Isn't he the same person who calls adblocking piracy?

I mean I get that Youtubers have no morals and it's all about money but that seems excessively hypocritical, even for a Youtube "personality".

[–] [email protected] 26 points 1 month ago* (last edited 1 month ago) (65 children)

He's right that it's piracy, he doesn't go on to say piracy is wrong, and neither would I.

It's piracy to block ads, and piracy isn't always wrong, so who cares?

[–] [email protected] 17 points 1 month ago* (last edited 1 month ago) (44 children)

It's really not. YouTube doesn't get to decide what I play on my browser, I do. I just choose to not load the ads, and I choose to skip over sponsor segments manually. I don't use sponsor block or anything automated like that, I just use a content blocker and the fast-forward buttons YouTube provides.

At what point did I pirate anything? I asked YouTube for content, and it gave it to me. I didn't ask it for the ads, and it didn't give it to me. I fail to see where the piracy occurred.

I'm certainly breaking their TOS, but that doesn't necessarily mean I'm pirating their content.

If I find value in a platform, I'll pay. I pay for Nebula, for example, because I've gotten a lot of value from a number of their creators and prefer to watch their content there than on YouTube. I'll occasionally buy merch from a YouTuber, and sometimes donate. But YouTube actively tracks me in ways I'm not comfortable with, so I block their trackers and their ads.

[–] [email protected] 5 points 1 month ago (1 children)

It’s really not. YouTube doesn’t get to decide what I play on my browser, I do

Could use the same argument for most games, streaming services, movies that you bought etc. Games that require you run Denuvo or Steamworks to function, streaming sites that require you run that particular browser or app with that particular DRM software, Blu-ray discs that require HDCP to work etc.

You can avoid these companies dictating what you run on your computer by doing one thing...

[–] [email protected] -1 points 1 month ago

There is an argument that bypassing cryptographic and security features is a violation of the DMCA and therefore a copyright violation (not piracy unless you distribute though), but that's also a gray area. E.g. I flashed my Bluray drive with software that allows copying the raw footage after it has been decrypted, so I'm not breaking the encryption, I'm just bypsasing it by copying the decrypted content while it's in memory. I'm guessing that's covered under the DMCA.

But blocking ads is nothing at all like that. I'm not breaking any security measures, I'm just not loading their ads. It's like a DVR only storing the non-ad parts of the video, and those were commercially sold and AFAIK totally legal. I am not legally required to download everything the website asks for, requiring that would be insanity.

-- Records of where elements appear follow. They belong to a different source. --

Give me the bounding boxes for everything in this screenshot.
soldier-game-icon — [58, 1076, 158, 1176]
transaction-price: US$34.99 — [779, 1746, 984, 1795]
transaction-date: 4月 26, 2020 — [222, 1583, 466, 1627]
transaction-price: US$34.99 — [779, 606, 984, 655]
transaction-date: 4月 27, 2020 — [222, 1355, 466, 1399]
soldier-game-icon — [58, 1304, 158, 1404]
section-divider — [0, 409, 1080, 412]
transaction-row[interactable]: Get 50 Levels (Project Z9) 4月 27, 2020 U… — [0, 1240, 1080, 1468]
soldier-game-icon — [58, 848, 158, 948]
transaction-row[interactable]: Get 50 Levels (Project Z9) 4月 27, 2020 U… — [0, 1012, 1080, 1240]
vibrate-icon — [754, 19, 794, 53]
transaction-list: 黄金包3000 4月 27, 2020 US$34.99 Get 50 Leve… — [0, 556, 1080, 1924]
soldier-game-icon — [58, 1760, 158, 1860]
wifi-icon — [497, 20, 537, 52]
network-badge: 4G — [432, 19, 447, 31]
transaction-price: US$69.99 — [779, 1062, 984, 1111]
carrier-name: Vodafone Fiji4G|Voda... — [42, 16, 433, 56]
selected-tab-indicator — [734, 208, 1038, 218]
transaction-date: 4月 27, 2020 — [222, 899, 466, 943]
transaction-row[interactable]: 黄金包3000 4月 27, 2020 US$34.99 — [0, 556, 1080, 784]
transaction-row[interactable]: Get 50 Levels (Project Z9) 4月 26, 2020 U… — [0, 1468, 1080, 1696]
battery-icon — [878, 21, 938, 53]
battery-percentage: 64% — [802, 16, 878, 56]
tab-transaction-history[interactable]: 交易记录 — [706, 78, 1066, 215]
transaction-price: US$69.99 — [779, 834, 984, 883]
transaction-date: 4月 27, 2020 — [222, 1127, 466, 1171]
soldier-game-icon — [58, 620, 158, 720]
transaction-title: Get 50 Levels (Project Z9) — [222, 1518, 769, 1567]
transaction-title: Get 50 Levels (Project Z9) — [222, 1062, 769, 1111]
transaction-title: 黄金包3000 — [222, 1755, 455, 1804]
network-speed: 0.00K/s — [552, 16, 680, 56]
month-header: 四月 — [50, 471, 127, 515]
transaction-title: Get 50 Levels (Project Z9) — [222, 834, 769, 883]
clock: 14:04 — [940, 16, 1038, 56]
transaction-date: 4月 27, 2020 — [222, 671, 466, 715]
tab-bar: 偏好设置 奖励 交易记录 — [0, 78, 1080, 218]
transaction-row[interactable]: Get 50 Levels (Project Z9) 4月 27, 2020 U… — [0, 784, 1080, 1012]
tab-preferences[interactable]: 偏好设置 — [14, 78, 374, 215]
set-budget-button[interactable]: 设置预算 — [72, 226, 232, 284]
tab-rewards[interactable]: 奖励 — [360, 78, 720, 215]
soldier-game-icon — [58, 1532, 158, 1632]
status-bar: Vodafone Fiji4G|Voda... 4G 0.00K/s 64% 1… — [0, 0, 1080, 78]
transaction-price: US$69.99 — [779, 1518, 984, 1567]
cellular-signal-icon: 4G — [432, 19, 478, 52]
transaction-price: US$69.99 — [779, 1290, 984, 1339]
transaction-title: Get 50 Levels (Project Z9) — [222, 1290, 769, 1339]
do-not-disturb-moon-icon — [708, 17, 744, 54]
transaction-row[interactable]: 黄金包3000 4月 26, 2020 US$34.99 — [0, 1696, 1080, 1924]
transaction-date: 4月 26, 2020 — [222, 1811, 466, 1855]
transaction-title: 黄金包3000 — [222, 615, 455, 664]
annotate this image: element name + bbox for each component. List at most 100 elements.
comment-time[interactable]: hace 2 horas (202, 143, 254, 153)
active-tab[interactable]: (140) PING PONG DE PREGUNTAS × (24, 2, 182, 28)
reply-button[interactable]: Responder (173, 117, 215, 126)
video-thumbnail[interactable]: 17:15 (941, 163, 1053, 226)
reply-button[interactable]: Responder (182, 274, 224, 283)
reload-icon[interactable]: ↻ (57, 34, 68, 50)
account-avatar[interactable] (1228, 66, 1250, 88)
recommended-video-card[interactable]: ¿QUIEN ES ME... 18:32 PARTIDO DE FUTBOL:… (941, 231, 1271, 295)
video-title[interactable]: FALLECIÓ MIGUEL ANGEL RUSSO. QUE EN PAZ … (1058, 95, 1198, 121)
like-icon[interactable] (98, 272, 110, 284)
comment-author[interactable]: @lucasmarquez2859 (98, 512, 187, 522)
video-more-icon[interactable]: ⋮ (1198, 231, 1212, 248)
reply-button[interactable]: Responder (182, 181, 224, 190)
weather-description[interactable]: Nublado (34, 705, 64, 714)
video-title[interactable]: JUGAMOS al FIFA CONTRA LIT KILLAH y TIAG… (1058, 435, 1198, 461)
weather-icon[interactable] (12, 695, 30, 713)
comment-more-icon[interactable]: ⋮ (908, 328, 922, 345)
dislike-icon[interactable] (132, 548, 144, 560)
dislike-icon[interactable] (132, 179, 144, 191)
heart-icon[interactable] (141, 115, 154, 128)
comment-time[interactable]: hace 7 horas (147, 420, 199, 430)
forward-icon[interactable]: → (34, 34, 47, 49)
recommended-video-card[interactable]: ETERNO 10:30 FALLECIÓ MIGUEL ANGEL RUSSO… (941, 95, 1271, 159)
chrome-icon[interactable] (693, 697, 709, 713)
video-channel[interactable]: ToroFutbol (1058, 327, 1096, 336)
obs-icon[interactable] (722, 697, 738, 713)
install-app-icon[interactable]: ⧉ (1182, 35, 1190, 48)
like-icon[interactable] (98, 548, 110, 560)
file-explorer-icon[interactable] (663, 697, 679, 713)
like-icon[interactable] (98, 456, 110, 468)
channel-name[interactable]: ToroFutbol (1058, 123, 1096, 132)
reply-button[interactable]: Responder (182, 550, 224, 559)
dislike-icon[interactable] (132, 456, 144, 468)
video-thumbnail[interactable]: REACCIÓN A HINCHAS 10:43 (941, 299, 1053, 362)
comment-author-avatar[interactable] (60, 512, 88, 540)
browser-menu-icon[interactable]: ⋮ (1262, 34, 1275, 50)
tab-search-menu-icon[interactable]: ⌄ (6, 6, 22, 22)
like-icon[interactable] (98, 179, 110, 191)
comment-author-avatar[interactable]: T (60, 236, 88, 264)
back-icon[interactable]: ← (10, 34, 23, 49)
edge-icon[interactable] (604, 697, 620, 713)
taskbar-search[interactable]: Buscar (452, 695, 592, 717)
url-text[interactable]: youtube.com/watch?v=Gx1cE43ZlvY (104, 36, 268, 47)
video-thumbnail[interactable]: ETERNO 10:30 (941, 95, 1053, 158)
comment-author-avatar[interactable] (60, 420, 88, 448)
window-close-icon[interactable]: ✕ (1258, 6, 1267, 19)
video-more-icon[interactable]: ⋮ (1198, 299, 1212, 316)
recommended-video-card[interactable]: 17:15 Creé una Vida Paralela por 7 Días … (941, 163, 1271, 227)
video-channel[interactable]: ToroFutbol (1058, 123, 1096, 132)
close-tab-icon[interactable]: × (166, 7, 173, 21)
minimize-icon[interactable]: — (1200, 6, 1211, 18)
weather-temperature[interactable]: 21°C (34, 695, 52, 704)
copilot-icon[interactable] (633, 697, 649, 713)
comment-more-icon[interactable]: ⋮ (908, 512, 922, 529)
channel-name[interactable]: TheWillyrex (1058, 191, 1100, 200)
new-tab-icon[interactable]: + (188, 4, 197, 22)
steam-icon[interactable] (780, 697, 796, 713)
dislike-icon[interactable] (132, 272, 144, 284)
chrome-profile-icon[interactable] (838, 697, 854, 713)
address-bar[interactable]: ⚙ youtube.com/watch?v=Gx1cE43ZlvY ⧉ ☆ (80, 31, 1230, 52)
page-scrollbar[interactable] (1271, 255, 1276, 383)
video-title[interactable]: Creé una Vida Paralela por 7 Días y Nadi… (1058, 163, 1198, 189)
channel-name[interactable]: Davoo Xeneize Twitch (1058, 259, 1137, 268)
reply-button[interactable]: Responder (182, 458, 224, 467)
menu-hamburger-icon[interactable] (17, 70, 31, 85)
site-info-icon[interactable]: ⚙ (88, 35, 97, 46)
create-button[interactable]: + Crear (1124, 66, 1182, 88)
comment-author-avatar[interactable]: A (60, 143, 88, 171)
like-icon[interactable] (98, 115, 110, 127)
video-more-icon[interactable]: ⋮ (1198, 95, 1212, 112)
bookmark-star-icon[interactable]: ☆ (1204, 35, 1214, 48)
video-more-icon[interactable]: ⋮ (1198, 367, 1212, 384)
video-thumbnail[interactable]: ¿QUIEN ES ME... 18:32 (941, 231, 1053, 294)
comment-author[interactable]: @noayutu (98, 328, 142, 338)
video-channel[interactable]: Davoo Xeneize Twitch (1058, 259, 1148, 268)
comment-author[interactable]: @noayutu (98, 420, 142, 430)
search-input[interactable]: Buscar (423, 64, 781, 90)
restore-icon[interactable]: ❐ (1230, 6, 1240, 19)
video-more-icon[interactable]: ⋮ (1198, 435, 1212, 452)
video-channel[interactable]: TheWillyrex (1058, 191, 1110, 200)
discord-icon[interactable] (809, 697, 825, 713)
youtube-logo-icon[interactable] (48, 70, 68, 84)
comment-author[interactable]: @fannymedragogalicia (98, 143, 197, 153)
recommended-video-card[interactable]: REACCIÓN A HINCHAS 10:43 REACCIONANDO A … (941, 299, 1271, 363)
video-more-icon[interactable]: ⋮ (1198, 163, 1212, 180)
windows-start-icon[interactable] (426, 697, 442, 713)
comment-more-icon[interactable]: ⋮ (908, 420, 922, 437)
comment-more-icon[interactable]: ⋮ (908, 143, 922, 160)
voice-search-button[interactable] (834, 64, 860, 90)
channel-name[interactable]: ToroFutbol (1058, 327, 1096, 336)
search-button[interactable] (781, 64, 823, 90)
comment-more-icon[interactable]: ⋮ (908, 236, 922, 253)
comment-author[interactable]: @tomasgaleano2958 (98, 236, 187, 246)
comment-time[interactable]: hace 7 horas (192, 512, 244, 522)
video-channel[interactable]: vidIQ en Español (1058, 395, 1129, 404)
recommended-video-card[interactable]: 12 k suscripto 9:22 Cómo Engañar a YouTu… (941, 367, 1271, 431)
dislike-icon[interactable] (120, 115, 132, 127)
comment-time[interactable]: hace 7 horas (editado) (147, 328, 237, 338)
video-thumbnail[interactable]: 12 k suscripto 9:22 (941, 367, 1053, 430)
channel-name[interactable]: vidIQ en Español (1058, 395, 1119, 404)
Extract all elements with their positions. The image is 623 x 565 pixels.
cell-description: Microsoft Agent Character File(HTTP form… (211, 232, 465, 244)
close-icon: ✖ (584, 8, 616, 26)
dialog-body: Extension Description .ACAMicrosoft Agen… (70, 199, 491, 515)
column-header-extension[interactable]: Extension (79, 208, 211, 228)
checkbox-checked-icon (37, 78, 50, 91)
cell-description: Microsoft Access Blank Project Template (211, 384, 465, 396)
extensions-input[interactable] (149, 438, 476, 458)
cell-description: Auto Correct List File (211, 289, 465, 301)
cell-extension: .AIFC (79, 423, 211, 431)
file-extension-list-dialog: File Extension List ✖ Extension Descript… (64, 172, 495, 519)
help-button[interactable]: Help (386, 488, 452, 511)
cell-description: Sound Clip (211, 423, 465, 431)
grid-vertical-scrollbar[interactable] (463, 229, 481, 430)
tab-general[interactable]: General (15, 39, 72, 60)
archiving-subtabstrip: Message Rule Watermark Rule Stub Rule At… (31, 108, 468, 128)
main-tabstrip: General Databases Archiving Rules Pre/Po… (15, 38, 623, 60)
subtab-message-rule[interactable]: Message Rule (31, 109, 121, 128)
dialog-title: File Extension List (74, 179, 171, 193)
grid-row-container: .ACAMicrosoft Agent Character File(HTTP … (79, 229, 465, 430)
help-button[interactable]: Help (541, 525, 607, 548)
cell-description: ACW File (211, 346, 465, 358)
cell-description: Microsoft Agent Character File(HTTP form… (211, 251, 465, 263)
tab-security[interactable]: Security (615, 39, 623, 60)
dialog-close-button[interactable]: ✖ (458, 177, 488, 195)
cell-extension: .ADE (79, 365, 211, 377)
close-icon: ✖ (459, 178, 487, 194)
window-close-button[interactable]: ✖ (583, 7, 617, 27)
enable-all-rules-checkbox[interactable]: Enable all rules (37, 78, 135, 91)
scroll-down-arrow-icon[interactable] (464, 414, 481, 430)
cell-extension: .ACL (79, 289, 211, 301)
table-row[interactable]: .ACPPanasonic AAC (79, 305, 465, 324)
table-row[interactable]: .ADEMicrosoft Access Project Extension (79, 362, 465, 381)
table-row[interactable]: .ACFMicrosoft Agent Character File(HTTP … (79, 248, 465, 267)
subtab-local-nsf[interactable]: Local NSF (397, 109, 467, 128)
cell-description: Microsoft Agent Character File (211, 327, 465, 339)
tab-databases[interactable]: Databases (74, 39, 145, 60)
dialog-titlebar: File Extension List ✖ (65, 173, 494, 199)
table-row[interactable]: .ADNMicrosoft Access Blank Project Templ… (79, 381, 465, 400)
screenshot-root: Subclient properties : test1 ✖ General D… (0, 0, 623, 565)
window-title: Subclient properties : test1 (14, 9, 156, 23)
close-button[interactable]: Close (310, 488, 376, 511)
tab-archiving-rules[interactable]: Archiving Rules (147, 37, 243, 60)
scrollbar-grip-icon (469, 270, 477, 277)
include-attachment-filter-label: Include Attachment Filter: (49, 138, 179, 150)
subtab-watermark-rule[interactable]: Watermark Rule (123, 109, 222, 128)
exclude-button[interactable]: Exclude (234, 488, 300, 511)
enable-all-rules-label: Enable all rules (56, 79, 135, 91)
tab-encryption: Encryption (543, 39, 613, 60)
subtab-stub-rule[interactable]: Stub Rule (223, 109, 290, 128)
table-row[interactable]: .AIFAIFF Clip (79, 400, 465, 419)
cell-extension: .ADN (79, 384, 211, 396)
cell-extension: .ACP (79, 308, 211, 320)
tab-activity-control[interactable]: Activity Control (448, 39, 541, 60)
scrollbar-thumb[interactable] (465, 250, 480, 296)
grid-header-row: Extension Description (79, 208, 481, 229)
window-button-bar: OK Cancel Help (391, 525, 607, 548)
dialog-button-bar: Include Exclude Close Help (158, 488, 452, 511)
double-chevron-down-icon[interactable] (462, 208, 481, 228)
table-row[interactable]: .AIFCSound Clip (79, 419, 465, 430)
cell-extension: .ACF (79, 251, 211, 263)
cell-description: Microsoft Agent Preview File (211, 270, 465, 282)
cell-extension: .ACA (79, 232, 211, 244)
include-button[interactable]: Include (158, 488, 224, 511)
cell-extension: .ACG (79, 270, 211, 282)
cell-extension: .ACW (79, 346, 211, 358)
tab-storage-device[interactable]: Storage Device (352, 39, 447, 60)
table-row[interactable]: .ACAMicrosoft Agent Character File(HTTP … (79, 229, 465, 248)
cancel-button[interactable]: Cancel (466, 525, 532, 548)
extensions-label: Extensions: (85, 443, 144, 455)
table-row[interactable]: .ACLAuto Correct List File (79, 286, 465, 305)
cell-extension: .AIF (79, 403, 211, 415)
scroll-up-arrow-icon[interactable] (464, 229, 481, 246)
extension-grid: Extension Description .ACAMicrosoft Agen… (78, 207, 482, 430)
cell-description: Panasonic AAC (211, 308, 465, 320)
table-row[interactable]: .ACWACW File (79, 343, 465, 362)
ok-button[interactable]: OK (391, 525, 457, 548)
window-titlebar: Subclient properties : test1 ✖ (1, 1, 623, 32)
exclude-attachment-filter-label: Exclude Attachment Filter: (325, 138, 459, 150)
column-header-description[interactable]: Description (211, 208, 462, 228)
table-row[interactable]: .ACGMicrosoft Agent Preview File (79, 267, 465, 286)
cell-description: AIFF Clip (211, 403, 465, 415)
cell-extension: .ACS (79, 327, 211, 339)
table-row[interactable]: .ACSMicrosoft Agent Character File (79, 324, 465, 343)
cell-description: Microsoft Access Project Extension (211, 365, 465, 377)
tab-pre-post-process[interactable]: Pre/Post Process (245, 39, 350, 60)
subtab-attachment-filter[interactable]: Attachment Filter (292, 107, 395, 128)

And yeah, I could completely avoid these companies, and I could choose to actually pirate content and likely totally get away with it. But what I'm doing (blocking ads, bypassing copyright on content I own and not distributing copies) is in a gray area. Blocking ads isn't illegal AFAIK, and ripping DVDs and Blurays is in a gray area of the DMCA because I own the physical media (so it could be considered a "backup," which is allowed).